Dr. Achrekar (UNAIDS): We are all at fault for not elevating prevention in the way that it needs to be elevated. We need to call for a prevention revolution or some such thing, because for the reasons we discussed here, our young people, they are not seeing HIV in the way that others did 20 years ago. At least at UNAIDS, and [through] what we are doing as part of the joint program, we are trying to elevate the need to focus on prevention, because we know that this [prevention], not at the risk of not closing the gaps of where these gaps in treatment exist, but prevention has fallen off the radar in some ways, and so we are really trying to elevate [the issue]. The options and choices are important. I fully agree that there is not a magic bullet for any of this. We have not even done the basics. We have not even done the basics right and well. Let us do that. Let us do that well, and part of it is also that data are important for this, because we need to make sure at the country level that we are tailoring interventions specifically for the populations where the transmission is happening for adolescent girls and young women, for example, in sub-Saharan Africa. We really need to be differentiated in how we are approaching prevention, so that it is not bought for everyone, but tailored for the specific populations in need.
Dr.

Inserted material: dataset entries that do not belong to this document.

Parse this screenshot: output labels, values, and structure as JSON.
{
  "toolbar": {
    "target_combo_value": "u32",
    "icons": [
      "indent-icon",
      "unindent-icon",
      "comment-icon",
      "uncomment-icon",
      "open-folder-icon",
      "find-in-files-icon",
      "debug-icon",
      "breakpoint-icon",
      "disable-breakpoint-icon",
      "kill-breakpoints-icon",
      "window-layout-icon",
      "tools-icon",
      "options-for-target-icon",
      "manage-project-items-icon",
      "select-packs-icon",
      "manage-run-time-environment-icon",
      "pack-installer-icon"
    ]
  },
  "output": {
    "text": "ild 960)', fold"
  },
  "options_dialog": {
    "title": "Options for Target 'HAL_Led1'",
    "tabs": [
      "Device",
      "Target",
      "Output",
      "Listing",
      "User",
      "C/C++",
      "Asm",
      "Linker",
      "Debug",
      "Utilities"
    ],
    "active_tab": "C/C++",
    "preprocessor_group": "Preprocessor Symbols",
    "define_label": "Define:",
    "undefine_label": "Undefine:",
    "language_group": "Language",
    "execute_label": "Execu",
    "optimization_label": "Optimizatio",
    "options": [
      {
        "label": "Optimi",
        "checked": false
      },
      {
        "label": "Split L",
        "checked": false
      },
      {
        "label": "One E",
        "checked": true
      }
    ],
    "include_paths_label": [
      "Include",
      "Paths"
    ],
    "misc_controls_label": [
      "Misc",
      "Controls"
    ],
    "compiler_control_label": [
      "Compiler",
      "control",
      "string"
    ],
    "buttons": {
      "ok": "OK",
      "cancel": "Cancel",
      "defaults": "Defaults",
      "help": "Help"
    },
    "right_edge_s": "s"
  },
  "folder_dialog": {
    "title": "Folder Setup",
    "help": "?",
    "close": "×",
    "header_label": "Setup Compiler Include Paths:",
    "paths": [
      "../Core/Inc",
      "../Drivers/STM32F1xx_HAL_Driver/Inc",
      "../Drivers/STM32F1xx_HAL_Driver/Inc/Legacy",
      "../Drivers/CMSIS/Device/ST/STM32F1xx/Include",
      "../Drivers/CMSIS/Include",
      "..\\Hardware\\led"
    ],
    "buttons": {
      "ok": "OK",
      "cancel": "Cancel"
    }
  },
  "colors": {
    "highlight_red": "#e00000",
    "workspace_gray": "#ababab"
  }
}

Zuniga (IAPAC): Thank you to our panelists for such a robust conversation as we find ourselves challenged on the path towards attaining the 2025 targets and SDG 3.3. We have a track record of success upon which we can and must build, but the HIV response in 2024 and beyond requires re-focusing and re-energizing, with many of the recommendations made today as a foundation for our collective efforts. I turn to Vinay to say a couple of closing words before we end this enlightening Fireside Chat session.
Mr. Saldahna (UNAIDS): Thank you, panelists, for a very rich discussion. We have highlighted several priorities that we will be taking forward throughout the Continuum 2024 conference and let us see where these priorities land.